Monday, April 19, 2010

El Oriental de Cuba Brings Little (Bites of) Havana into Jamaica Plain

Poor foreign relations may have always prevented Fidel Castro from frequenting the United States, but perhaps the intoxicating aromas and flavors emanating from a wonderful, little restaurant situated in Jamaica Plain just might entice him here. El Oriental de Cuba, founded in 1994, offers up some of the finest authentic Cuban cuisine north of Miami.

Don’t fret about the restaurant’s interior. The front-to-back setting doesn’t allow for seating parties of more than six, and not a high chair in the establishment had functional seat fasteners for children. The service, though certainly friendly, is a tad too leisurely (more like Caribbean-team), as waters were poured and orders taken nearly fifteen minutes after seating.

But let’s face it: it’s not the ambience you’re after here, but rather, the delectable cuisine. For starters, you’ll find a variety of savory soups and stews, including a marvelously hearty take on traditional seafood stew with rice ($8.95). The beef patty ($2.50), served empanada style, was a revelation: a flaky exterior packed with tender minced meat whose flavor is enhanced by a variety of secret spices. Fried sweet plantains ($1.95) were equally good, with a crème-brulee-like exterior and a heavenly gooey center. While others in my party raved about the octopus salad, I found the fish’s texture too tough, with zero rubberiness and give, and the abundance of vegetables surprisingly added little flavor to the dish.

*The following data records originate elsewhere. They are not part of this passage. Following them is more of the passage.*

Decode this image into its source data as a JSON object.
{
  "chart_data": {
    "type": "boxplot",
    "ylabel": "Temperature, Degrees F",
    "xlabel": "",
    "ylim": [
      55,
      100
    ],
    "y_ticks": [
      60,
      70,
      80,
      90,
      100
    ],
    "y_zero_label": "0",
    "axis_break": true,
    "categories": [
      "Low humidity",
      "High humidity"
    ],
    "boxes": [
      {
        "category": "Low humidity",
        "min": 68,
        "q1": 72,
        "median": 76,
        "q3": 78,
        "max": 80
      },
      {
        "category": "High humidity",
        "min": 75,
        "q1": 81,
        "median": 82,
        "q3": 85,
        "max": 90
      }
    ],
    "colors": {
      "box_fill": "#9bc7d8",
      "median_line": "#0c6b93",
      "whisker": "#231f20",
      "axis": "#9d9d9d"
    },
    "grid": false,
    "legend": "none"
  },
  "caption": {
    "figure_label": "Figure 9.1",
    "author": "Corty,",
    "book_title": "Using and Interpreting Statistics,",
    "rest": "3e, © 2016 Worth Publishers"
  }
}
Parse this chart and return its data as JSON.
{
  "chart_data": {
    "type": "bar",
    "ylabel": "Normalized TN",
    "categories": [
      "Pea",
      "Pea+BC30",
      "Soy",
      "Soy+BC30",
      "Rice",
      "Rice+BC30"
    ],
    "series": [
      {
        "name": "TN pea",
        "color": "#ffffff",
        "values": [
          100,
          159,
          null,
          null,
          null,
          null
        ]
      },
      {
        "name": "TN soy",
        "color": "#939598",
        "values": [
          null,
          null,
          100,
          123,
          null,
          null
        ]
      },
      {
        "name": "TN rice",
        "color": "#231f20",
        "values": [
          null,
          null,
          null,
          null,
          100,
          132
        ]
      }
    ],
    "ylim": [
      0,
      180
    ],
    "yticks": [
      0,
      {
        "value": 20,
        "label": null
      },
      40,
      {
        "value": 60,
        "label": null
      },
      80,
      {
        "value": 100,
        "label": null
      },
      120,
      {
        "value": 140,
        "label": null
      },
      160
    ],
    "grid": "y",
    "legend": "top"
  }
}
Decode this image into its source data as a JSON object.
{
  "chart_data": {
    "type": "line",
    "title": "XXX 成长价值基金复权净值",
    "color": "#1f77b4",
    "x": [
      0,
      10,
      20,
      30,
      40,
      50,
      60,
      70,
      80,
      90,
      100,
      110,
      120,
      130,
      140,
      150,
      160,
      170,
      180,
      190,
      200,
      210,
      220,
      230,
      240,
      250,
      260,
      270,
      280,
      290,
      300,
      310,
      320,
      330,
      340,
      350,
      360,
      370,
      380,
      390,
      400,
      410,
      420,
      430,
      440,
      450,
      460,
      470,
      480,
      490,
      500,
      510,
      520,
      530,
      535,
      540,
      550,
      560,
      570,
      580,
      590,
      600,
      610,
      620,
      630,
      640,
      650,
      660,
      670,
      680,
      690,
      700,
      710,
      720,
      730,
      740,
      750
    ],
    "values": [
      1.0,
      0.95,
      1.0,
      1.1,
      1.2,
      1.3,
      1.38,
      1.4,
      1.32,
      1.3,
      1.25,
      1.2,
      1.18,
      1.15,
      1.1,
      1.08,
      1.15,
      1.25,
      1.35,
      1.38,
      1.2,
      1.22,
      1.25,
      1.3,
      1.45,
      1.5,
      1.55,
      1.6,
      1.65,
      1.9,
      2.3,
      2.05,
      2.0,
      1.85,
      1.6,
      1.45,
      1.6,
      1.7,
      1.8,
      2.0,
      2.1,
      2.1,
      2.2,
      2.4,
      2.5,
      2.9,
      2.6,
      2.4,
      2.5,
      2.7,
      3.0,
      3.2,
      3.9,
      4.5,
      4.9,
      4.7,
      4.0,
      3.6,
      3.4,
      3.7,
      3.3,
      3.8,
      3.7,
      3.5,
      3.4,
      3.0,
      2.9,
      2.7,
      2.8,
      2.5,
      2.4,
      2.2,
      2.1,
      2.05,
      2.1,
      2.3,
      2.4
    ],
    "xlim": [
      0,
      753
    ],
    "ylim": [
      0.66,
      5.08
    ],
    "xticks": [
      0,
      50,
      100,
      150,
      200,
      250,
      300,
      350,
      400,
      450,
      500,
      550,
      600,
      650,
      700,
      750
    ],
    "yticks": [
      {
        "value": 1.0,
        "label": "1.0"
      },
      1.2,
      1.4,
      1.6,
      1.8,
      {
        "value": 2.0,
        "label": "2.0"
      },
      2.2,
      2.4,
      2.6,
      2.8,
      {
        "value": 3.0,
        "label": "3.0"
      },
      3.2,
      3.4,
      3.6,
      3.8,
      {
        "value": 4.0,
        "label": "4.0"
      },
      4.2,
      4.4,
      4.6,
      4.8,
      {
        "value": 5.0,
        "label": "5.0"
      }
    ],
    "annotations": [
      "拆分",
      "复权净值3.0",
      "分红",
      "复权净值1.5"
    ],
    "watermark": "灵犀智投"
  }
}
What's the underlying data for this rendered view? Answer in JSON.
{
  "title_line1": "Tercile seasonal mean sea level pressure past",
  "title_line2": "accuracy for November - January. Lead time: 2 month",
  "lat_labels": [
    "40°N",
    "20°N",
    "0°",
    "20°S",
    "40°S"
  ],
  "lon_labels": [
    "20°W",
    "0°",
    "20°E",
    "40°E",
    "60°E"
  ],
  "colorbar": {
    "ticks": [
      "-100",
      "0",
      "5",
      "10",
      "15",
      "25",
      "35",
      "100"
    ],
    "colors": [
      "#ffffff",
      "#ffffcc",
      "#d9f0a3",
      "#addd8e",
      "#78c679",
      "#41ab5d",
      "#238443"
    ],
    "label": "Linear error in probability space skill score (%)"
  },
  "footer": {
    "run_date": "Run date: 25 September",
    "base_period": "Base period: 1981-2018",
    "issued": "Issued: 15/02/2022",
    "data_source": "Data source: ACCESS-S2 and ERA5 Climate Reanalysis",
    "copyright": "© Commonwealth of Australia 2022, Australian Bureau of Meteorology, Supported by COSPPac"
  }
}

Entrees fared equally well. While whole red snapper in spicy sauce ($16.95) proved to be a dull disappointment, the shrimp in garlic sauce with mofongo ($16.95) was playfully presented and perfectly prepared. Upon initial glance, El Oriental de Cuba’s Cuban sandwich may sound less appealing than more exciting options that include drunken goat and rabo (braised oxtail). But listen closely to the locals, and they’ll swear by this sandwich, and for good reason. It is served on an airy, baguette-like bread, layered with succulent strips of pork, and lathered with a special sauce, along with traditional ingredients of mustard and pickles. I dare any restaurant’s imitations to match the simplistic, yet optimal flavor of El Oriental’s standout version. And don’t forget to wash all of your meal down with one of the restaurant’s revered tropical shakes ($3.00). They are blended with milk or water, and given the wonderful potency and richness of the fruits, the former ingredient need not be required. Guanabana (semi-tart and semi-sweet) and horchata (rice and banana creating a mild chocolate flavor) are unique and exceptionally good.

Prior to entering this establishment, I discovered that El Oriental de Cuba’s location was firebombed a few years ago, only to re-open at the local residents’ insistence. Not only does that demonstrate the public’s acute sense of what qualifies for fine food, but also the owner’s sense of resiliency amidst hardship. I applaud this little restaurant-that-could as it continues to feed the masses. Count me amongst them.